Not really. It was more of the same uncertainty, but damned if it isn’t nice to be able to share it with him.

CAM

It’s too easy imagining this man in my life beyond the two weeks we have left together. Two weeks. Every time I think about that ticking clock and what my life is going to look like after Trevor’s gone, my chest gets that too-tight feeling of holding my breath at the bottom of the pool.

I don’t like it, but I just keep diving back in regardless. Because this, the way things have been between us since he got back here, is everything.

We’ve been together every night. Sometimes at his place. Sometimes at mine. Always when we close our eyes and still when we pry them open in the morning.

It’s so good, but it’s just a fling.

I try to convince myself that’s the magic of it— the whole no-expectations-beyond-the-end-of-the-month thing. That we’re living outside of reality, and that’s why it’s so easy, so effortless.

Maybe I’d be able to believe my own bull if it wasn’t for one little thing… we’ve been here before.

Back in high school, Trevor and I ran in different circles. He played hockey and I swam. Both winter sports, which meant that even in a community as small as Wildren, there was a divide. It wasn’t hostile, but people had to choose how they spent their Friday nights. And those choices carried over into lunches and the time between the bells during the school days too.

So while we were friendly… we weren’t really friends.

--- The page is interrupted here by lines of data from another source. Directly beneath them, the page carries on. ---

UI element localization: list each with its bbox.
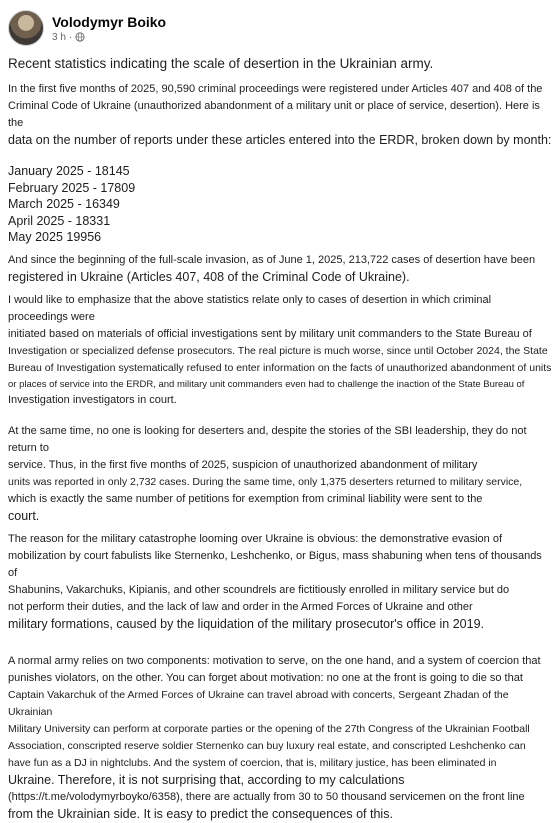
- text-line: At the same time, no one is looking for deserters and, despite the stories of the SBI leadership, they do not return to: [8, 424, 527, 454]
- month-item: February 2025 - 17809: [8, 180, 136, 195]
- text-line: service. Thus, in the first five months of 2025, suspicion of unauthorized abandonment of military: [8, 458, 478, 471]
- monthly-list: [8, 163, 553, 246]
- author-name[interactable]: Volodymyr Boiko: [52, 13, 167, 30]
- text-line: registered in Ukraine (Articles 407, 408 of the Criminal Code of Ukraine).: [8, 269, 410, 284]
- text-line: Association, conscripted reserve soldier Sternenko can buy luxury real estate, and conscripted Leshchenko can: [8, 739, 526, 752]
- text-line: (https://t.me/volodymyrboyko/6358), there are actually from 30 to 50 thousand servicemen on the front line: [8, 790, 525, 803]
- text-line: have fun as a DJ in nightclubs. And the system of coercion, that is, military justice, has been eliminated in: [8, 756, 497, 769]
- text-line: court.: [8, 508, 40, 523]
- intro-paragraph: [8, 81, 553, 149]
- text-line: Investigation investigators in court.: [8, 393, 177, 406]
- normal-army-paragraph: [8, 653, 553, 823]
- text-line: initiated based on materials of official investigations sent by military unit commanders to the State Bureau of: [8, 327, 532, 340]
- text-line: Military University can perform at corporate parties or the opening of the 27th Congress of the Ukrainian Football: [8, 722, 530, 735]
- text-line: punishes violators, on the other. You can forget about motivation: no one at the front is going to die so that: [8, 671, 523, 684]
- catastrophe-paragraph: [8, 531, 553, 633]
- globe-icon[interactable]: [75, 32, 85, 42]
- text-line: And since the beginning of the full-scale invasion, as of June 1, 2025, 213,722 cases of desertion have been: [8, 253, 536, 266]
- month-item: March 2025 - 16349: [8, 197, 120, 211]
- text-line: from the Ukrainian side. It is easy to predict the consequences of this.: [8, 806, 393, 821]
- text-line: Shabunins, Vakarchuks, Kipianis, and other scoundrels are fictitiously enrolled in military service but do: [8, 583, 510, 596]
- post-timestamp[interactable]: 3 h: [52, 31, 66, 43]
- text-line: units was reported in only 2,732 cases. During the same time, only 1,375 deserters returned to military service,: [8, 475, 523, 488]
- text-line: or places of service into the ERDR, and military unit commanders even had to challenge the inaction of the State Bureau of: [8, 378, 525, 390]
- post-subline: [52, 32, 166, 43]
- text-line: The reason for the military catastrophe looming over Ukraine is obvious: the demonstrative evasion of: [8, 532, 503, 545]
- post-meta: [52, 14, 166, 43]
- sbi-paragraph: [8, 423, 553, 525]
- emphasis-paragraph: [8, 292, 553, 409]
- post-heading: Recent statistics indicating the scale of desertion in the Ukrainian army.: [8, 56, 434, 71]
- text-line: Ukraine. Therefore, it is not surprising that, according to my calculations: [8, 772, 405, 787]
- text-line: Investigation or specialized defense prosecutors. The real picture is much worse, since until October 2024, the State: [8, 344, 548, 357]
- separator-dot: ·: [68, 31, 73, 43]
- text-line: I would like to emphasize that the above statistics relate only to cases of desertion in which criminal proceedings were: [8, 293, 492, 323]
- month-item: May 2025 19956: [8, 230, 102, 244]
- invasion-paragraph: [8, 252, 553, 286]
- text-line: not perform their duties, and the lack of law and order in the Armed Forces of Ukraine and other: [8, 600, 473, 613]
- post-body: [8, 55, 553, 823]
- text-line: mobilization by court fabulists like Sternenko, Leshchenko, or Bigus, mass shabuning when tens of thousands of: [8, 549, 542, 579]
- post-header: [8, 8, 166, 48]
- text-line: In the first five months of 2025, 90,590 criminal proceedings were registered under Articles 407 and 408 of the: [8, 83, 543, 95]
- author-avatar[interactable]: [8, 10, 44, 46]
- text-line: Criminal Code of Ukraine (unauthorized abandonment of a military unit or place of service, desertion). Here is the: [8, 100, 540, 129]
- text-line: military formations, caused by the liquidation of the military prosecutor's office in 2019.: [8, 616, 485, 631]
- text-line: data on the number of reports under these articles entered into the ERDR, broken down by month:: [8, 133, 552, 147]
- text-line: which is exactly the same number of petitions for exemption from criminal liability were sent to the: [8, 492, 483, 505]
- text-line: A normal army relies on two components: motivation to serve, on the one hand, and a system of coercion that: [8, 654, 541, 667]
- month-item: April 2025 - 18331: [8, 213, 111, 228]
- text-line: Bureau of Investigation systematically refused to enter information on the facts of unauthorized abandonment of units: [8, 361, 552, 374]
- month-item: January 2025 - 18145: [8, 164, 130, 178]
- text-line: Captain Vakarchuk of the Armed Forces of Ukraine can travel abroad with concerts, Sergeant Zhadan of the Ukrainian: [8, 688, 509, 718]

But somehow, any time we ended up in the same space— paired up for badminton in gym class, dissecting a cow eye in biology, or waiting in the hall to be called in for the vision test— something just clicked.

We laughed at the same jokes and got exactly what the other was saying, whether it was debating the merits of French fries over tater tots or falling into that one shockingly intimate conversation about me losing my mom and him losing his dad in grade school.

We clicked so well, it scared me. And at a time when I was still working so hard to keep my secret, there was this boy who made me feel like anyone walking by could see what I was thinking about him.

Worse, that he would.

There were times I avoided him for that alone. And then times when I got reckless and leaned into that easy connection just for a minute, just praying that no one would notice. That’s what I was doing the night of Finch’s party.